For 50 years, Beverly and John Roland were inseparable. Then came the guardian.
During a long hospitalization for COVID-19, a judge decided a guardian should handle John’s decisions. She moved him to an assisted living facility hours from his wife, where his health rapidly deteriorated. In John’s final months of life, Beverly, who does not drive, struggled to piece together what was happening with her husband’s care. She spent late nights researching, “What can I do to get rid of a guardian?”
“I never knew anything like that could happen,” said Roland, 74, of Rochester. “It was a nightmare.”

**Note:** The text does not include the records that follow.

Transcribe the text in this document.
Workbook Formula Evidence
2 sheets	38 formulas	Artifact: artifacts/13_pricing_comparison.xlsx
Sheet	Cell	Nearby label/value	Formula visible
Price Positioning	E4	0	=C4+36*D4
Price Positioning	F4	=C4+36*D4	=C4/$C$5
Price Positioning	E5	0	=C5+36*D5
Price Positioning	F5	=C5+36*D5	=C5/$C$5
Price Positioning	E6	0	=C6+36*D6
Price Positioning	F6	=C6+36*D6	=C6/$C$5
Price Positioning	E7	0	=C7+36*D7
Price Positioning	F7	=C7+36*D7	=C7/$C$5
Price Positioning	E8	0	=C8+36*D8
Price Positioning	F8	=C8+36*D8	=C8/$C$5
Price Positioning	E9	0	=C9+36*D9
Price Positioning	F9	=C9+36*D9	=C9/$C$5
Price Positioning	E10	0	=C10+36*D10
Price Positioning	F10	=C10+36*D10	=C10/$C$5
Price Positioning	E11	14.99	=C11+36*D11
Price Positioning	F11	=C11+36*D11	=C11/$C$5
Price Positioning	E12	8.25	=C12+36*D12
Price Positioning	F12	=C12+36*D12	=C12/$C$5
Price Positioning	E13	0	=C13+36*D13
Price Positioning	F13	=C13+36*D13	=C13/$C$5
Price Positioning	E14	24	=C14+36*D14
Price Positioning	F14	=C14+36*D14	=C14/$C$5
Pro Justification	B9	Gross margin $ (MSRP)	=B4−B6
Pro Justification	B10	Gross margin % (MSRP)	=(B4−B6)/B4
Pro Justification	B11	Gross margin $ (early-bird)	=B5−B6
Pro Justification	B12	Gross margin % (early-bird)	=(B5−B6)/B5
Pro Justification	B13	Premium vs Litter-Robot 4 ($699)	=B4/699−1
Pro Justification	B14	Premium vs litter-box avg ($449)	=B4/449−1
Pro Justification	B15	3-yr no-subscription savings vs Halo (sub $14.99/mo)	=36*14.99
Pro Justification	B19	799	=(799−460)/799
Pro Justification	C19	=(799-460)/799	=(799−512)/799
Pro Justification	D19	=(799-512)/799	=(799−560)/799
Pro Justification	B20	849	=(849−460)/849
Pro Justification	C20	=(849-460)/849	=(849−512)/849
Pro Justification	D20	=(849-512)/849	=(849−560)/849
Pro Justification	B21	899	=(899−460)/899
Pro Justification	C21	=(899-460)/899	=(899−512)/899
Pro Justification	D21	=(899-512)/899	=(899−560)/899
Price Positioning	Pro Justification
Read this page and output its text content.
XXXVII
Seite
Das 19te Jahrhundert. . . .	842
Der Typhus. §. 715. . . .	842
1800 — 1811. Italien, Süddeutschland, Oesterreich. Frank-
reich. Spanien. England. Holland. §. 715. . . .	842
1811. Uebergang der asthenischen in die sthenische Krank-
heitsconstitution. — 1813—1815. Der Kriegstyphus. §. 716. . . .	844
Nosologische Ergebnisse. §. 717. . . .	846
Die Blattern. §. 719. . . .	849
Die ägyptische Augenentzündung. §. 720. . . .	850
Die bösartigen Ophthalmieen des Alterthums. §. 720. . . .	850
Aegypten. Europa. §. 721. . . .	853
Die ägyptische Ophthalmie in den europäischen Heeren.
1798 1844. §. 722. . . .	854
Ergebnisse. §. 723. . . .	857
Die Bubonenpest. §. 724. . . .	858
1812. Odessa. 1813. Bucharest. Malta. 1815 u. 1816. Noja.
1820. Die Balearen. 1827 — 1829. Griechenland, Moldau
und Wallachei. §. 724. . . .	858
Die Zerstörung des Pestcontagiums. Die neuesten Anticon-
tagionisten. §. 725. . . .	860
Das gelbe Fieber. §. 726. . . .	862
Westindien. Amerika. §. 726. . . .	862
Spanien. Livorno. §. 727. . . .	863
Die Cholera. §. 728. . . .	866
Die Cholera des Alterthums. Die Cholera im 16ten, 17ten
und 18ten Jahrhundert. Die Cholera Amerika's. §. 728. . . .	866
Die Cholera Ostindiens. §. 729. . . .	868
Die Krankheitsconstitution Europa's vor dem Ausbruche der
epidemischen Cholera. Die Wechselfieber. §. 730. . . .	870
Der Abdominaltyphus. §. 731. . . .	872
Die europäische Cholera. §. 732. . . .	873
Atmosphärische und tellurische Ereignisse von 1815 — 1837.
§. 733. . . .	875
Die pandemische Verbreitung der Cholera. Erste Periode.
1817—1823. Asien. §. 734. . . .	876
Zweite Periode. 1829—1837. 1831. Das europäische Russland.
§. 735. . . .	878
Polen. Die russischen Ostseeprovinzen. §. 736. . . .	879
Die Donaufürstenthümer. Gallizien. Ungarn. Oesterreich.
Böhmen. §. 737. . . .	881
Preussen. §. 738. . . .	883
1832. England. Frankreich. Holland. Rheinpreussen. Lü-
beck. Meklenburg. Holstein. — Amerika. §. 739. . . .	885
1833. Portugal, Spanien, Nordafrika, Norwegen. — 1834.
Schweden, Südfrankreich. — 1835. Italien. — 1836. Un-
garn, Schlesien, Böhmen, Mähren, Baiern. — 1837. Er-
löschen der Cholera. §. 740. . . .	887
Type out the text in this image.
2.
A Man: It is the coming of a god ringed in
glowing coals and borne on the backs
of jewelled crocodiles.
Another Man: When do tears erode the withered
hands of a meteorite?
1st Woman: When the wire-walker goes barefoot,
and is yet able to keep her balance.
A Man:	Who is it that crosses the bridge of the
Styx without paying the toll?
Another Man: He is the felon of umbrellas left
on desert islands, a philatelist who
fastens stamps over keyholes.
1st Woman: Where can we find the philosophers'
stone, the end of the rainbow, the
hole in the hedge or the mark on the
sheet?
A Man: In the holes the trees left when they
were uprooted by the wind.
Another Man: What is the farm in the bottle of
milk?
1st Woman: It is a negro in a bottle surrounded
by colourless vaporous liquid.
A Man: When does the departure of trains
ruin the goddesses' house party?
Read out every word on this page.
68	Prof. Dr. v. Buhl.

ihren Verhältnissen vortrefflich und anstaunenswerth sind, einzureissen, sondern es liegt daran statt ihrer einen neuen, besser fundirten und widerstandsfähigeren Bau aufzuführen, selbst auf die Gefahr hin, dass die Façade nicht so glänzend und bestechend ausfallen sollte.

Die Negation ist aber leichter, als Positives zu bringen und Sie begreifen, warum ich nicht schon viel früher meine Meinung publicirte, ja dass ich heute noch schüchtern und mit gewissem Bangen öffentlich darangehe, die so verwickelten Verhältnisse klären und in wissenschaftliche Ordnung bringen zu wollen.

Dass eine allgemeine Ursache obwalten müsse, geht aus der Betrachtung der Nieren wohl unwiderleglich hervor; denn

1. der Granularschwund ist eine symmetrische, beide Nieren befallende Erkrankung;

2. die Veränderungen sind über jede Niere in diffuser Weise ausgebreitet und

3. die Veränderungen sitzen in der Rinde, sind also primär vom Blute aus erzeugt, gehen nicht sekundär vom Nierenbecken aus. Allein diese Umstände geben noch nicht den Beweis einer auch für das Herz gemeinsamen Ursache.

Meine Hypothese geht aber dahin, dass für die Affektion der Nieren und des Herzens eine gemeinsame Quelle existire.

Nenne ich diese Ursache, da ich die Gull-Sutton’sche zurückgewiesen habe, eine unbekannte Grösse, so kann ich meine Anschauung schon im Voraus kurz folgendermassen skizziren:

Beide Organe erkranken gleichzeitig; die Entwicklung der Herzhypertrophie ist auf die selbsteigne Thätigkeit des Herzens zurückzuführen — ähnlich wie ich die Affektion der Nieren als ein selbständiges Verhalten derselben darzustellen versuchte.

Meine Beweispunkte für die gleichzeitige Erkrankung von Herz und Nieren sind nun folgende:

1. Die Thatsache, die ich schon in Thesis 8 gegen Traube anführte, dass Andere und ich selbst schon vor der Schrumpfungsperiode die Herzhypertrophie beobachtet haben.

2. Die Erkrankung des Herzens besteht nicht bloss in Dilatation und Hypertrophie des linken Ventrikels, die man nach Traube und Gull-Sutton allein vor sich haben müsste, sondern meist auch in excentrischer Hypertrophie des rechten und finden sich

A court-appointed guardian can take over an adult’s decision making if they are deemed unable to make responsible choices or meet their own basic needs. They provide a critical service for many vulnerable adults, but some families and advocates warn the powerful role can be overused, too restrictive and ripe for abuse. Guardians — often a family member or friend, other times strangers contracted to do the job — can decide where someone lives, what medical care they receive, even who they are allowed to see.
Minnesota is re-examining the system that guides nearly 35,000 lives and is growing with an aging population.
The Office of the Legislature Auditor is reviewing how guardianship training, complaints and oversight are handled. The state is assembling a task force that will recommend changes, including ways to increase qualified guardians, establish licensure or certifications and expand less-restrictive alternatives. And as of this month, guardians are no longer immune from personal or financial liability if something goes wrong with someone under their charge.
That change stemmed from the sexual assault of 77-year-old Jean Krause by an assisted living facility employee in 2016. Her family sued, saying the guardian did not tell them about the assault. But the courts determined guardians are immune from liability for negligence. Legislators said Minnesota was the only state with that level of protection for guardians.
“Your dog at doggie daycare had more protections than people under guardianship,” said Rep. Sandra Feist, DFL-New Brighton, who was surprised by the dramatic pushback against her bill to end the immunity protections. It sparked a broader guardianship debate at the Capitol this year, she said, placing Minnesota “at a really good moment when we can take a big step forward.”